By David Meyer
September 14, 2018

In the ongoing trade dispute between the U.S. and China, perhaps no companies are more affected than American automakers that are manufacturing their cars in China.

The biggest American business groups in China, AmCham China and AmCham Shanghai, jointly issued a survey Thursday that showed widespread impacts from the U.S.’s tariffs on China, and the resulting Chinese tariffs on the U.S.

The effects are being particularly felt in the automotive industry. Of the respondents to the survey from that sector, 80.5% said they had been hit by the American tariffs, and 75% by the Chinese retaliation—each side has levied tariffs on imports of vehicles and components from the other.

Zoom out from the automotive sector, and more than 60% of American companies in China said they have been affected by the tit-for-tat spat.

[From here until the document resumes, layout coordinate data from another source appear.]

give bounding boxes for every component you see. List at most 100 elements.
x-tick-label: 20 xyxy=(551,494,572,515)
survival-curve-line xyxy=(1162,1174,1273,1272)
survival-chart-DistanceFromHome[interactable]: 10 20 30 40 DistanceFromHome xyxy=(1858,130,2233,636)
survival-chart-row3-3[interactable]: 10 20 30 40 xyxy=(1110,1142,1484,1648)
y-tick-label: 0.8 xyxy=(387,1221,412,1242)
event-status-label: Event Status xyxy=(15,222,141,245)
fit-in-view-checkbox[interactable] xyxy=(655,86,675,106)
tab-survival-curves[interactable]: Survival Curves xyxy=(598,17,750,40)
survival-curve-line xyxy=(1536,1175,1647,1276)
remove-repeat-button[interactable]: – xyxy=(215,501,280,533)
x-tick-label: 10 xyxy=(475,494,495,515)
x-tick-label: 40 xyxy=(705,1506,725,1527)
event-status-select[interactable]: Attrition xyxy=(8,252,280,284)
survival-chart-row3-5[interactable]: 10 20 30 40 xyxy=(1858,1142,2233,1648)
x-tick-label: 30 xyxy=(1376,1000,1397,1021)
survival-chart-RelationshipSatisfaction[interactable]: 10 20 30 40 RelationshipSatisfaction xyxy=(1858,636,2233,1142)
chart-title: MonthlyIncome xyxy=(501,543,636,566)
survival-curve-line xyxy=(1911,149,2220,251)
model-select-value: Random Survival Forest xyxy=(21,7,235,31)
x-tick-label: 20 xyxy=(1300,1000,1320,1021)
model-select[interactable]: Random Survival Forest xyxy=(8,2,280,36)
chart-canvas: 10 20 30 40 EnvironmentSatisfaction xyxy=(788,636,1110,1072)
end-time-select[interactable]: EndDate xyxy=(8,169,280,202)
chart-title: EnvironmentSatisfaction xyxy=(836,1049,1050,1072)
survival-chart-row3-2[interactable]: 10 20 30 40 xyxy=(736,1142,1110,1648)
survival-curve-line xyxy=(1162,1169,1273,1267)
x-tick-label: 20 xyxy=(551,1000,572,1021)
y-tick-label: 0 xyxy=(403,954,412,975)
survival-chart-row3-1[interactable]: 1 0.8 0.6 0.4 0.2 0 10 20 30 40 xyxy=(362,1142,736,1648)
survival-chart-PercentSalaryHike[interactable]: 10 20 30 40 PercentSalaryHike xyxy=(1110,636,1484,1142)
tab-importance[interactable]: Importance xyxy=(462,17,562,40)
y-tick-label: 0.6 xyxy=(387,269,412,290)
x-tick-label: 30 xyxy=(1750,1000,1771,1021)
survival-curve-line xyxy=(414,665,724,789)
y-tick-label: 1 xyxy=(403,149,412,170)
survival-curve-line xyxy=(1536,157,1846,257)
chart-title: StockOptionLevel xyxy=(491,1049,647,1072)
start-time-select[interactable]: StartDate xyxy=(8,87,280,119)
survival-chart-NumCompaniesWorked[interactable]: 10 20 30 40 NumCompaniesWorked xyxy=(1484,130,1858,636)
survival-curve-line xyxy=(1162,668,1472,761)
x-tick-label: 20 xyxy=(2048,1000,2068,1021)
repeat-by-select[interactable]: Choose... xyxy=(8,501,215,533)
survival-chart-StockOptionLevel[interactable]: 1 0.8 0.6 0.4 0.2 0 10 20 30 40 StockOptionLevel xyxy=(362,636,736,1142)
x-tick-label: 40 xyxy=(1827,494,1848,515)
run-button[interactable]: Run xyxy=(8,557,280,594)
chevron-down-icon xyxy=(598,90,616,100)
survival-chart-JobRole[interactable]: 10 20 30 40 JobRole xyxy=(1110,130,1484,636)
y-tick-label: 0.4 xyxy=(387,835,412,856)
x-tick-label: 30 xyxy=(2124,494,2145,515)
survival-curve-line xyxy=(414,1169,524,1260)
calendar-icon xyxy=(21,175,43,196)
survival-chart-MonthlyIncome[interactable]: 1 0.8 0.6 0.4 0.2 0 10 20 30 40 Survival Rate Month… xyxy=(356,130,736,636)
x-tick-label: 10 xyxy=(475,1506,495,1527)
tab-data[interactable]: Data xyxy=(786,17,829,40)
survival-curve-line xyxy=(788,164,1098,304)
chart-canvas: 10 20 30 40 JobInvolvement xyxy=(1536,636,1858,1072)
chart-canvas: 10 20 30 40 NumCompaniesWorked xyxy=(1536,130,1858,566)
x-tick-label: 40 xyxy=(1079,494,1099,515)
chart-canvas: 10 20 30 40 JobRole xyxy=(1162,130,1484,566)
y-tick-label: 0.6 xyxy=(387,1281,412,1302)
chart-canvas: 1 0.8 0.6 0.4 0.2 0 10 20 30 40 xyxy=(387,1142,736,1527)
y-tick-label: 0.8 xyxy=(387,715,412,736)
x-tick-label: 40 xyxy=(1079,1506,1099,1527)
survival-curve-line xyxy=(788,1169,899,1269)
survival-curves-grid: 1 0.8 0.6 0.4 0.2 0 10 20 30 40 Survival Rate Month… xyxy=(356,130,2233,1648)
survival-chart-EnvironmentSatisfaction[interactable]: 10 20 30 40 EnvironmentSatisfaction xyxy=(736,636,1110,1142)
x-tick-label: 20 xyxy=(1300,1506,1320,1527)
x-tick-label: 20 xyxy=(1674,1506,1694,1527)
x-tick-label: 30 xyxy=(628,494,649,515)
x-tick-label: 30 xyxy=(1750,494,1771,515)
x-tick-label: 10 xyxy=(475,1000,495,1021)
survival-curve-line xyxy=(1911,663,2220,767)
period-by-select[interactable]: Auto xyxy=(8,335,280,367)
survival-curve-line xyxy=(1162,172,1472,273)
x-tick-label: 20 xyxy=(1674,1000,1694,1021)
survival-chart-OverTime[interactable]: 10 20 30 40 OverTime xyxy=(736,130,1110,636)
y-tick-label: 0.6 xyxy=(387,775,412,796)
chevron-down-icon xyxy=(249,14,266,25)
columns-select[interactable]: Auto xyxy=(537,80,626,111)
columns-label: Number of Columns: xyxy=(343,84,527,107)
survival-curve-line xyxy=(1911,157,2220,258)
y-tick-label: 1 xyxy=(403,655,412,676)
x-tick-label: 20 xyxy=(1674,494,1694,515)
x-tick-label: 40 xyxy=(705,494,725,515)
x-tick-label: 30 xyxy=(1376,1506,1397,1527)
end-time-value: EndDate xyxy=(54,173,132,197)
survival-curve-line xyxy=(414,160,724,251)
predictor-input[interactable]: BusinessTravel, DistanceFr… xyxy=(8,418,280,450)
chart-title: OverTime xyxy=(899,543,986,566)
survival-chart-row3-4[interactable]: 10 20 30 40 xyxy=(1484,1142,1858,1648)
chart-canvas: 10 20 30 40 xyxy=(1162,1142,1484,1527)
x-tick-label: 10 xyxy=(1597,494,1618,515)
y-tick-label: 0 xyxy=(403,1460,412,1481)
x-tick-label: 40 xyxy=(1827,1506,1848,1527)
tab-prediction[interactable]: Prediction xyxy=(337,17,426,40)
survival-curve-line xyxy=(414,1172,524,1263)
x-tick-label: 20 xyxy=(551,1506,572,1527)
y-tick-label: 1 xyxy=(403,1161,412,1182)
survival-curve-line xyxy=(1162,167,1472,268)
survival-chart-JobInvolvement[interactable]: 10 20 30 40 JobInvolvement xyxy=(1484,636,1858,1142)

In short, costs are up and profits are down, and the situation would only get worse if President Trump follows through with his threat to levy tariffs on a further $200 billion worth of imports from China, respondents said—74.3% said they expected to be negatively affected by that broadside, and 67.6% said they expected to take damage from the Chinese response.

“This survey affirms our concerns: tariffs are already negatively impacting U.S. companies and the imposition of a proposed $200 billion tranche will bring a lot more pain,” said AmCham Shanghai chairman Eric Zheng. “If almost a half of American companies anticipate a strong negative impact from the next round of U.S. tariffs, then the U.S. administration will be hurting the companies it should be helping.”

Zheng expressed support for Trump’s wider aim of levelling the playing field between the U.S. and China, and addressing “long-standing inequities.” However, he added, “we can do so through means other than blanket tariffs.”

The White House faces plenty of opposition toward fresh tariffs back home, too, with companies such as Cisco and Hewlett-Packard recently pleading with U.S. Trade Representative Robert Lighthizer to change tack. Small businesses are being hurt by the rising cost of imports from China, and many expect the next tranche would start being felt in American consumers’ wallets.